Poor boy… my husband & I were both single parents for a while before we met. Yes it is hard, especially with multiple but that is NO excuse to let your kids live in filth.. You MUST talk to her to see what is going on & maybe offer help. Another view point here, why wouldn’t dads first thought be to try to figure out how to get him out of that situation if she’s known to be dirty? I would be calling CPS & getting everything documented & then filing for emergency custody..no child should have to go through that. That’s all he was ever showed & thought to be an okay way to live.. that’s not his fault & shouldn’t be held against him. He needs someone to step up & nurture him. To show him the right way. because what his mom is doing currently is NOT that. Hopefully bringing the authorities into it might help mom get herself together but if not my only thought would be how to get him out of that situation. Whether he is my child or not. No one deserves to be brought up to fail like that
You have every right to be worried about it being around you and your baby but imagine what that poor boy goes through on a daily basis?
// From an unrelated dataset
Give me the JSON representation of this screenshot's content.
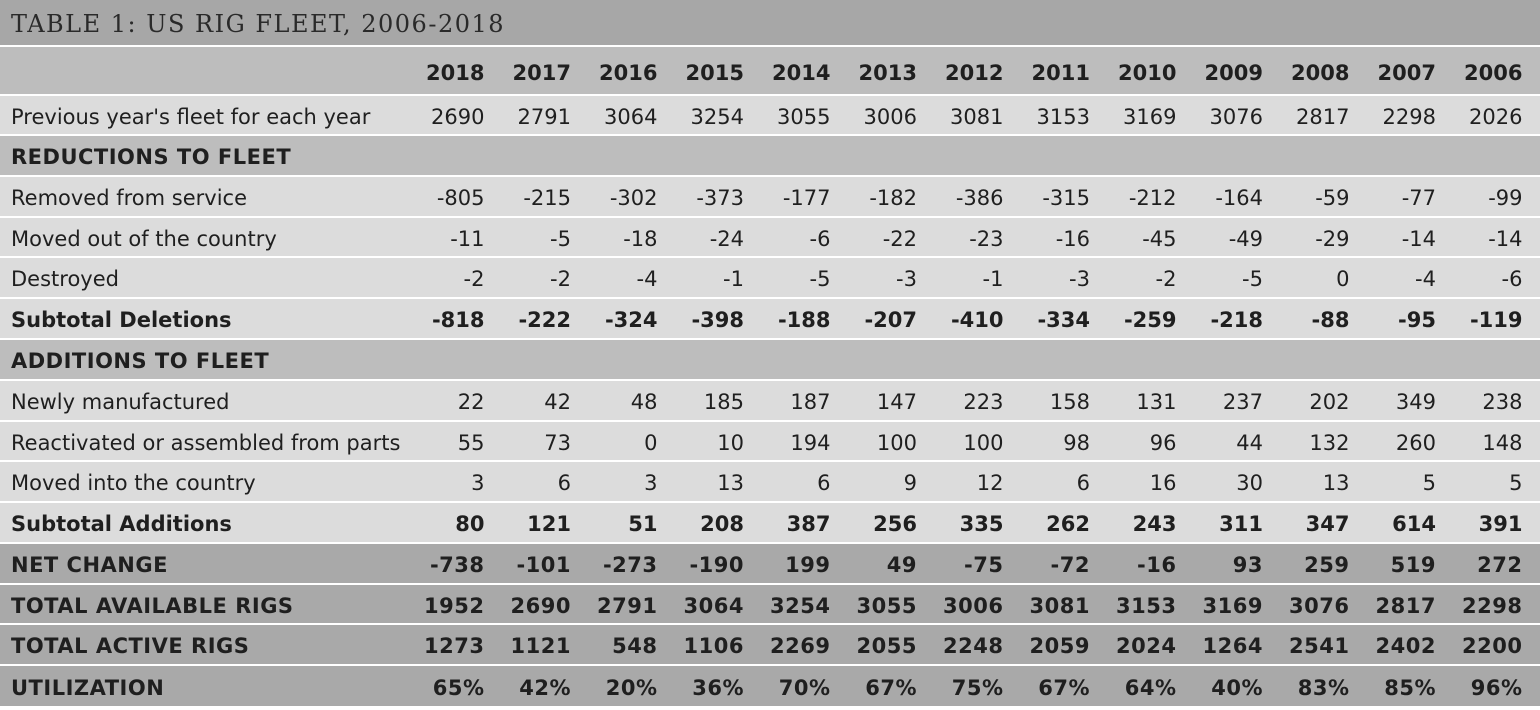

How unhealthy that is for him. It can be hard to step up with a Step child. But one day no matter how hard it gets they will thank you for saving them out of that mess
I pray your husband steps up and talks to his EX at the least. Best of luck to you guys 💕
That sounds like BM is negligent I'd be worried i honestly would bug my husband to man up and take full custody cause neglect is abuse
@Autumn right!! that’s extremely concerning that he’s so OK with this going on for this long
Whew!! That is a LOT! Made me itch a little reading it. Okay.. so a conversation definitely needs to be had with BM. The concern you’re feeling is COMPLETELY JUSTIFIED and anyone would feel the same way if this were their situation! I think you and your husband should have a heart to heart with first, the bm and next, the son to make it clear what you do and don’t want, what you expect of him, and how you can all work together to make it happen. Ask the 10 year old what you all can do to help him remember to uphold his end of his hygiene and trash (ie more trash cans made available, phone alarms to be set, more strategically placed hampers, notes around the house🤷🏽♀️) and ask the BM to implement some of it at home so he can fall into a routine. Hope it helps.. Remember to lead every conversation with LOVE.